Mail Architecture

Mail-related WebDAV properties

Most mail-related WebDAV properties are in either the urn:schemas:mailheader: or urn:schemas:httpmail: namespaces. In fact, many properties are available in both of those namespaces. Every RFC 822 header in the message is copied literally to a property in the urn:schemas:mailheader: namespace with the same name. urn:schemas:httpmail: on the other hand has only a subset of headers, but in a more processed form. (For example, if there are non-ASCII characters in the subject of a message, urn:schemas:httpmail:subject will have a UTF-8 representation of the subject, while urn:schemas:mailheader:subject will have the MIME-encoded ASCII representation.)

A few important mail-related WebDAV properties are:

  • urn:schemas:httpmail:read (aka E2K_PR_HTTPMAIL_READ), urn:schemas:httpmail:hasattachment (aka E2K_PR_HTTPMAIL_HAS_ATTACHMENT), and PR_ACTION_FLAG, which are used to generate the Camel message flags.

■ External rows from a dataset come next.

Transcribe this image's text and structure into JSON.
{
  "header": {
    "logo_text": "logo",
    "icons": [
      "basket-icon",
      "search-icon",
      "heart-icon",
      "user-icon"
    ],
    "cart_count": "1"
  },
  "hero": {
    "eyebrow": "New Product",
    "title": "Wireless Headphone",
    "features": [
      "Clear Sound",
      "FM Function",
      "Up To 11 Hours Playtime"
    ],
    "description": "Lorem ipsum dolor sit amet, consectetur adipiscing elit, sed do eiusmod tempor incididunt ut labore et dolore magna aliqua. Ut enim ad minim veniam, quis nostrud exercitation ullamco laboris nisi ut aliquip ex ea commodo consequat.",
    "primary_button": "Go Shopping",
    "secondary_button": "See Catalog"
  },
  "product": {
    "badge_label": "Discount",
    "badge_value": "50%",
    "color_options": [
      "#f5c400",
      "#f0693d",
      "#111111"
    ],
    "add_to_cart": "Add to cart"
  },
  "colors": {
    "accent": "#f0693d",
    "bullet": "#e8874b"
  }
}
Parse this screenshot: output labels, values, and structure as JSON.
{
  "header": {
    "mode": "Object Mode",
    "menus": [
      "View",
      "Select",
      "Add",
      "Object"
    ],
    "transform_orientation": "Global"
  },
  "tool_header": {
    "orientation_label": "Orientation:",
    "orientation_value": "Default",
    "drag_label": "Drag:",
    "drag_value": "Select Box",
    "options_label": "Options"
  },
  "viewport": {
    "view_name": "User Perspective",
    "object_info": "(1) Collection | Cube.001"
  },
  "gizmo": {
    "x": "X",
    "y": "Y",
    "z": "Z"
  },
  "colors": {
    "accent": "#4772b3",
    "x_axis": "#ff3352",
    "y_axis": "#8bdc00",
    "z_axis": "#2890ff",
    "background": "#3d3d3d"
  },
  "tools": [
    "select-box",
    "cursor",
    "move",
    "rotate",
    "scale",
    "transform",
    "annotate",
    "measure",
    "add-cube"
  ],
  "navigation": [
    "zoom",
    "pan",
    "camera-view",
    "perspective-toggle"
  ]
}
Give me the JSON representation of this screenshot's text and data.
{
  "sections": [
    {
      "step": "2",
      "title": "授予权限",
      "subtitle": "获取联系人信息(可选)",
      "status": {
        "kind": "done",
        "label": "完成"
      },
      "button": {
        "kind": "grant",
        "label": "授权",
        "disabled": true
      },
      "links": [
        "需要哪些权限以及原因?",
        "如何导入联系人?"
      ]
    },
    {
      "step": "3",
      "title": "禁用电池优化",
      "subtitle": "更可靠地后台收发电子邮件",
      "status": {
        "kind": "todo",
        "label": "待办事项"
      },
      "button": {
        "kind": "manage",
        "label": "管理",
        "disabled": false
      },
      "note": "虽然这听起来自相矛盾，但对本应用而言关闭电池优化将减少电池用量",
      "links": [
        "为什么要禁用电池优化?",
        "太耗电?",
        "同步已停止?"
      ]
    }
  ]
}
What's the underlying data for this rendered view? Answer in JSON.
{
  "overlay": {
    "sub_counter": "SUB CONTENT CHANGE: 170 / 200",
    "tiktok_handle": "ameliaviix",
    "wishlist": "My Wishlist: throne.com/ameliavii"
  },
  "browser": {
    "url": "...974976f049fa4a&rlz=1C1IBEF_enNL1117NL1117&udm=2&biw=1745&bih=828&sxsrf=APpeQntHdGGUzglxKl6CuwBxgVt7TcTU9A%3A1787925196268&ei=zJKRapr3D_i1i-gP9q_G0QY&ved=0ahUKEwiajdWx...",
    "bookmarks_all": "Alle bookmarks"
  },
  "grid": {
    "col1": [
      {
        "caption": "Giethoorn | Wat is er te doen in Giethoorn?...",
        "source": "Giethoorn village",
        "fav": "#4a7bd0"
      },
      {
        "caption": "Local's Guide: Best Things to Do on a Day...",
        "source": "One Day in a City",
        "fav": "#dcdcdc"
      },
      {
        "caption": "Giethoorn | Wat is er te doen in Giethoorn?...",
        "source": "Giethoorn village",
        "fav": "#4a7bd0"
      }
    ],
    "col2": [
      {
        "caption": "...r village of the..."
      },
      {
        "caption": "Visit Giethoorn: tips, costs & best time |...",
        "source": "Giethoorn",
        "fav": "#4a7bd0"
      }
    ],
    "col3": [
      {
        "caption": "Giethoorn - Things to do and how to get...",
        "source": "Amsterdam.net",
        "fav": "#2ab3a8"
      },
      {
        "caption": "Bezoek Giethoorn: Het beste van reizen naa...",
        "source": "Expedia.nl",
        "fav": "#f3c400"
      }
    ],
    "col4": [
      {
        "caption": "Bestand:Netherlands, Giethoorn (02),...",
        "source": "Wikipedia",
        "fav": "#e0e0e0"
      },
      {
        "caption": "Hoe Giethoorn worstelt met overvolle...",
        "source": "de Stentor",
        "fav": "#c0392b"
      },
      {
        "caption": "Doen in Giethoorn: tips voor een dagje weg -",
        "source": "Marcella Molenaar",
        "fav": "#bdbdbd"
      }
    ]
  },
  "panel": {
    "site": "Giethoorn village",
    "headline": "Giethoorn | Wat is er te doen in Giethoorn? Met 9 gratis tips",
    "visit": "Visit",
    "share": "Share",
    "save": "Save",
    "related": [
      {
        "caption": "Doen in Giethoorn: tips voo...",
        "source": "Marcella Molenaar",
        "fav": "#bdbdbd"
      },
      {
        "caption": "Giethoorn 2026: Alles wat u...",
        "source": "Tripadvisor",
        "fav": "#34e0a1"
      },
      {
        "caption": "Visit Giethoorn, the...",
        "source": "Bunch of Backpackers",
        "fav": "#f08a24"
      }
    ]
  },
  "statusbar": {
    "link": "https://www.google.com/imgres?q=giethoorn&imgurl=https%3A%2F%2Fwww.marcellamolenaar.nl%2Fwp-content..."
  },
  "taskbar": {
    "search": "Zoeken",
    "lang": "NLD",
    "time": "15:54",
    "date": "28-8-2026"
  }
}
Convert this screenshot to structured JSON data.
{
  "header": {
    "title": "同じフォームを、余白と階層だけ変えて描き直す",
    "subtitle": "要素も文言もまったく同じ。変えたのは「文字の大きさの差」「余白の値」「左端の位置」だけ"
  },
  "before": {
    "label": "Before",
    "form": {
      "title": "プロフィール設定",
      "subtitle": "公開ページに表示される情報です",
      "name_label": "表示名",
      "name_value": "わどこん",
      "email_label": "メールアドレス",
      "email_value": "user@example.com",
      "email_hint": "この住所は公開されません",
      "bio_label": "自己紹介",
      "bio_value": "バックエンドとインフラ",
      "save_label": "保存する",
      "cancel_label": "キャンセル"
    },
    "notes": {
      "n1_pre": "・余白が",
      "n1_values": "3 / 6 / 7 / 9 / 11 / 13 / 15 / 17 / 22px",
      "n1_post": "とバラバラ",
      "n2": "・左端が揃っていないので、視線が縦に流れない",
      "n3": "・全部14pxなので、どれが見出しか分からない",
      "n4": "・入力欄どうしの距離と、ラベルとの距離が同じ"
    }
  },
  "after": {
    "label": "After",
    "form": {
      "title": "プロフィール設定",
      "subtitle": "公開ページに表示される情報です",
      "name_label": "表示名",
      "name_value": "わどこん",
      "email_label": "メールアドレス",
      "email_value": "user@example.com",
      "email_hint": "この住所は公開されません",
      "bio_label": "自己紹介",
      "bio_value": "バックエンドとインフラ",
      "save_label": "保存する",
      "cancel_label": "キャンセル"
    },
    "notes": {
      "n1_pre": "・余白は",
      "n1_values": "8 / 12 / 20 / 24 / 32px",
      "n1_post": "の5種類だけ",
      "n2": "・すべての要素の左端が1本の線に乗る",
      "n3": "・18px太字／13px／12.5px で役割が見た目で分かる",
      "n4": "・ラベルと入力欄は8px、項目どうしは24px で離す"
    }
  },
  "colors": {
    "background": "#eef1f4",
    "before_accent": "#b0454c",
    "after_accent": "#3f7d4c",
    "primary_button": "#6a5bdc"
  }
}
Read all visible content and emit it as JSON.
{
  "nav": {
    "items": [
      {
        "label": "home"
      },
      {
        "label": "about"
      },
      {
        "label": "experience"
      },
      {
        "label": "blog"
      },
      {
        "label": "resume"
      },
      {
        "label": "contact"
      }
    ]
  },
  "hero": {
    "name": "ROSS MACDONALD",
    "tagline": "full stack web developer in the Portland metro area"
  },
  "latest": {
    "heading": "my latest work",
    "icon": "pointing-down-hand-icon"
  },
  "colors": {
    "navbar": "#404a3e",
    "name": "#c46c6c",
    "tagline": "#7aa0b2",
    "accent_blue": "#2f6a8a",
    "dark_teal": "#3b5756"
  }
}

  • urn:schemas:httpmail:messageflag (aka E2K_PR_HTTPMAIL_MESSAGE_FLAG), urn:schemas:mailheader:reply-by (aka E2K_PR_MAILHEADER_REPLY_BY), and urn:schemas:mailheader:completed (aka E2K_PR_MAILHEADER_COMPLETED), to determine "flag for followup" information.

  • DAV:getcontentlength (aka E2K_PR_DAV_CONTENT_LENGTH), which tells the message size.

MIME messages

Normal message/rfc822 messages delivered by SMTP, or copied into the folder with a PUT (eg, by Connector) are the easiest type of mail item to deal with.

The PR_TRANSPORT_MESSAGE_HEADERS property of a real MIME message contains the complete MIME structure of the message with none of the actual content. (Eg, all of the RFC822 and MIME headers, plus multipart boundary delimeters.) This can be used to create most of the summary information for a message.

MAPI messages

Messages sent by other local users using Outlook, and some messages generated by Exchange itself, are not represented as MIME messages internally. While Exchange will fake up MIME headers if you GET the message, these messages don't have a PR_TRANSPORT_MESSAGE_HEADERS property, so to create summary information, we have to fetch urn:schemas:mailheader: properties and fake up the headers from there.

A few types of MAPI messages get additional special handling:

  • Delegated meeting requests

    When you set up your delegates to get copies of your meeting requests, Exchange mangles the message/rfc822 body in various ways. (In Connector, mail_util_demangle_delegated_meeting fixes things for us.)

  • Sticky notes

    Technically, these aren't in mail folders, but they're handled by the mail code. This is a silly hack because I was bored one day. If the folder is a stickynotes folders instead of a mail folder, Connector fetches some additional properties and uses mail_util_stickynote_to_rfc822 to make an HTML message simulating the stickynote.

Non-mail Documents

Public folders that are not calendar, contact, or task folders are treated as mail folders by default, but are sometimes used for things other than mail, such as storing Word documents.

These objects have basically no email properties at all, and when you GET the bodies, they're application/x-msword or whatever instead of message/rfc822.

Sometimes these items will have a PR_INTERNET_FREE_DOC_INFO property that contains a Content-Type header, but not always. So in that case, we get the E2K_PR_DAV_CONTENT_TYPE and make Content-* headers ourselves. Then we fake up the rest of the headers to make the document look like an email message with an attached document.